Revolutionary as Suck was, it soon descended into squabbling, with founder member Germaine Greer lacerating Haynes for running a nude photo of her that she had not given permission to be used except alongside the rest of the unclothed editorial board. "I don't think there's anybody on Earth who can blast as well as Germaine can blast," he recalls, still bruised by the experience, 40 and more years on.
Conflict is the last thing he enjoys. One of the sunniest and most determinedly optimistic figures ever to walk the streets of Edinburgh, American-born Haynes is the original hippy. "Happiness is, for me, an intellectual decision. I decided a long time ago to be happy. And I am succeeding."
Arriving in Edinburgh when he was in the American army, he set up the first British paperback bookshop, in Charles Street, near the university. Alongside a superb range of works, he included some that raised eyebrows, never more so than a large consignment of Lady Chatterley's Lover. The shop's fame was assured when one outraged Edinburgh denizen paid for a copy and then picked it up with a pair of tongs, and burned it outside the shop.

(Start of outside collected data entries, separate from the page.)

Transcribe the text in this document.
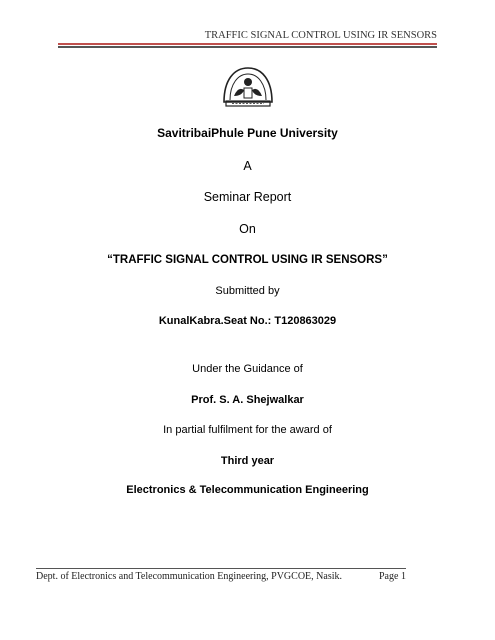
TRAFFIC SIGNAL CONTROL USING IR SENSORS
SavitribaiPhule Pune University
A
Seminar Report
On
“TRAFFIC SIGNAL CONTROL USING IR SENSORS”
Submitted by
KunalKabra.Seat No.: T120863029
Under the Guidance of
Prof. S. A. Shejwalkar
In partial fulfilment for the award of
Third year
Electronics & Telecommunication Engineering
Dept. of Electronics and Telecommunication Engineering, PVGCOE, Nasik.	Page 1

From there, Haynes began a one-man crusade to cheer, enliven, inform and liberate society, helping organise the 1962 writers' conference with John Calder, a lifelong friend, and establishing the Traverse Theatre. A gadfly, he then moved to London where he set up the influential Arts Lab, before taking off for the continent, where among other things he founded the Wet Dreams Film Festival in Amsterdam.
Now over 80, the survivor of two heart attacks and diabetes, his appearance in the city is as sure a sign that the festival is about to start as No Vacancy signs in B&Bs. Tall, moustached and genial, he is as reliable a feature of the August calendar as the military tattoo's guns or the festival fireworks.
The rest of the year he lives in Paris, where his Sunday evening open-house salons have made him as much a part of the Paris scene as the Eiffel Tower.
As he has often said, the most important thing in his life is getting people together who would otherwise never have met. Judging from the famous names that sprinkle gold dust on this work - Mick Jagger, Brian Epstein, Yoko Ono, Norman Mailer, and their like - he was Facebook or match.com for the pre-digital age.
The first edition of his memoir was prefaced by 19 pages of names of the people he wanted to thank - widely believed to be a sure-fire way of selling at least as many books as people he listed, and thereby reaching the bestseller lists.
Accompanying the new edition of his memoir is a slim work of personal philosophy, called Everything Is! (Polwarth, £10). This is a collection of amusing, but not unserious apercus, such as his recipe for "a sure-cure for depression and almost any psychiatric illness". The revolutionary idea? A trip to Italy.
The mood of the 1960s lives in Haynes in such an infectiously invigorating way, he is like an ambassador from a previous age. He is a man determined to like everything and everyone, an outlook rare in any age, but particularly so today, when the world seems drearily cynical and suspicious and fearful.
Though his appetite for life would exhaust those of us without his stamina or lack of inhibition or loathing of routine, his joie de vivre is the epitome of the festival spirit. It is a reminder of an era where fun was, if not obligatory, then easier to be found. See you next year, Jim!